By the complete hydrolysis of citrate, an alkaline product (sodium carbonate) forms that cause alkalinity in the medium. As a result, the colour of media turns blue from green due to the pH shift of bromothymol indicator (from 6.9 to more than 7.5).
This test is based on the production of an enzyme citrase, which provides energy to the microorganisms in splitting the carbon-containing compound (citrate).
The organisms also gets energy by the degradation of a nitrogen-containing ammonium salt present in the media. In this context, we will discuss the definition, test media, principle, procedure and result interpretation of the citrate utilization test.
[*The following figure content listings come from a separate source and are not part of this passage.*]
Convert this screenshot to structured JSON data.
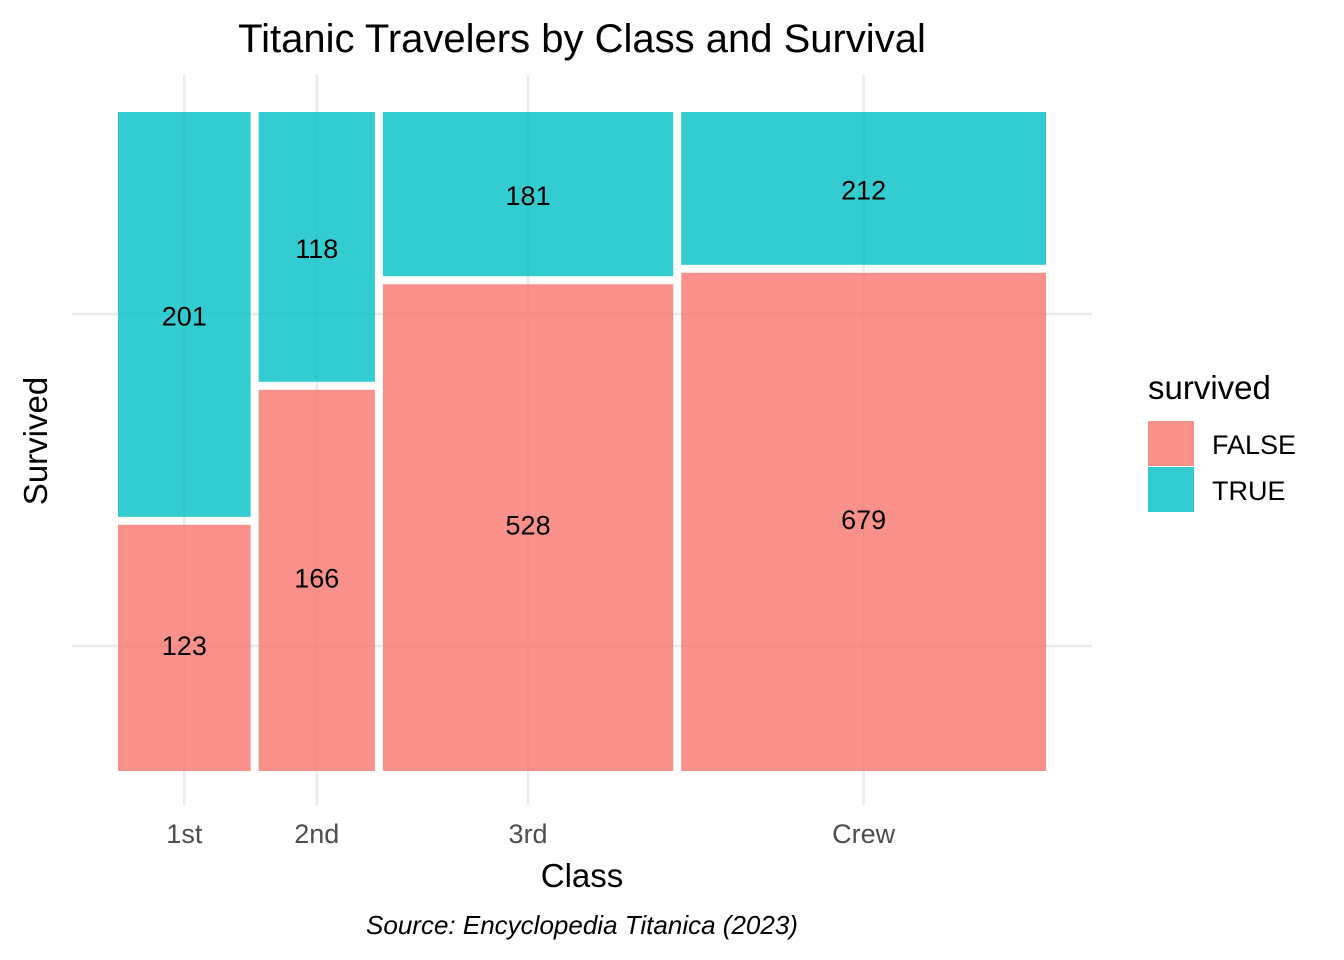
{
  "chart_data": {
    "type": "mosaic",
    "title": "Titanic Travelers by Class and Survival",
    "xlabel": "Class",
    "ylabel": "Survived",
    "caption": "Source: Encyclopedia Titanica (2023)",
    "categories": [
      "1st",
      "2nd",
      "3rd",
      "Crew"
    ],
    "series": [
      {
        "name": "FALSE",
        "values": [
          123,
          166,
          528,
          679
        ],
        "color": "#F8766D"
      },
      {
        "name": "TRUE",
        "values": [
          201,
          118,
          181,
          212
        ],
        "color": "#00BFC4"
      }
    ],
    "legend": {
      "title": "survived",
      "position": "right",
      "entries": [
        "FALSE",
        "TRUE"
      ]
    },
    "grid": true
  }
}
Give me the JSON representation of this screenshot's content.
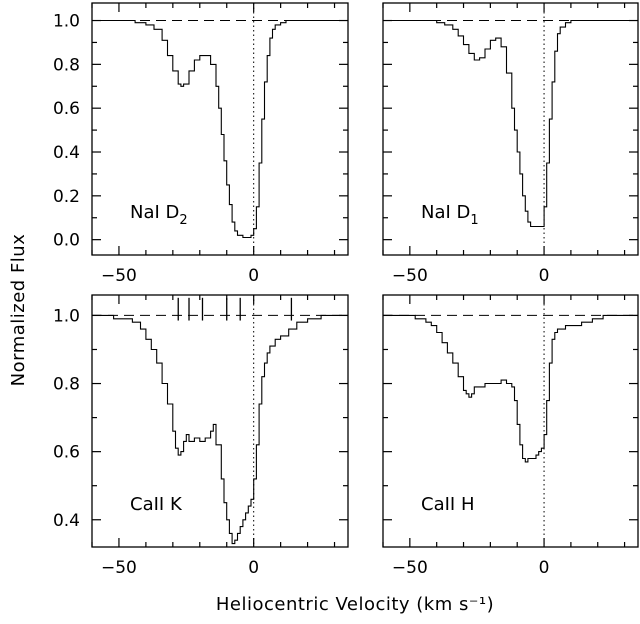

Content: Citrate Utilization Test
Citrate utilization test is a part of the IMViC test procedure or a standard method for identifying and classifying Enteric bacteria, based on their tendency to produce an enzyme citrase that splits sodium citrate into pyruvate. The test organisms in the citrate utilization test exploit energy in the form of carbon and nitrogen from the sources like sodium citrate and inorganic ammonium salts, respectively.
Citrate Test Media
For citrate utilization test, Simmons citrate agar medium is used that includes the following components:
Ammonium dihydrogen phosphate: 1 g
Dipotassium phosphate: 1 g
Sodium chloride: 5 g
Sodium citrate: 2 g
Magnesium sulphate: 0.20 g
Agar: 15 g
Bromothymol blue: 0.08 g
Distilled water: 1 L
Final pH: 6.9
Principle of Citrate Utilization Test
Citrate is an organic acid, which hydrolysis will ultimately result in the production of alkaline carbonates or bicarbonates. Simmons citrate agar is a media used to detect whether the test organism can exploit citrate or not. The citrate metabolism involves subsequent chemical reactions.
First, an enzyme “Citrase lyase” catalyzes hydrolysis of sodium citrate into oxaloacetate and acetate. Then, an enzyme “oxaloacetate decarboxylase” causes decarboxylation of oxaloacetate into pyruvate and carbon dioxide.
In acidic pH, pyruvate further breaks down into acetoin, lactate and CO2. In alkaline pH, pyruvate splits into acetate, formate and CO2. The released CO2 binds with the sodium ions of the media to form sodium carbonate.
The test organism makes the use of nitrogen from the ammonium salts present within the media. The metabolism of ammonium salts by the microorganisms yields ammonia, which later combines with H2O to form ammonium hydroxide.
Compounds like sodium carbonate and ammonium hydroxide cause alkalinity in the media. As a result, the pH indicator (bromothymol) changes its colour from green to blue due to change of pH from 6.9 to more than 7.5. In neutral pH, the colour of bromothymol indicator appears deep green coloured, but seems deep prussian blue as the pH rises.
A protocol for the citrate utilization test includes the following steps:
- Weigh the exact quantity of Simmons citrate agar in a weighing machine and add distilled water as per the need.
- Autoclave the media to get rid of any contamination at 121 degrees Celsius temperature for 15-20 minutes.
- Under sterilized conditions, pour 3-4 ml of media to the test tubes.
- After pouring, keep the test tubes in a slightly inclined position to prepare slants.
- After solidification, take the test culture via a sterilized inoculating loop.
- Streak inoculum over the inclined surface of the prepared slants and incubate it up to 24-48 hours at a temperature of 35 degrees Celsius.
- Observe the test tubes for any colour change in the media.
Positive result: Bacterial growth and the colour change in the media from green to deep Prussian blue.
Examples: Salmonella sp, Klebsiella sp, Citrobacter sp, Proteus sp etc.
Negative result: There will be no bacterial growth and no colour change in the test media.
Examples: Escherichia sp, Yersinia sp, Shigella sp etc.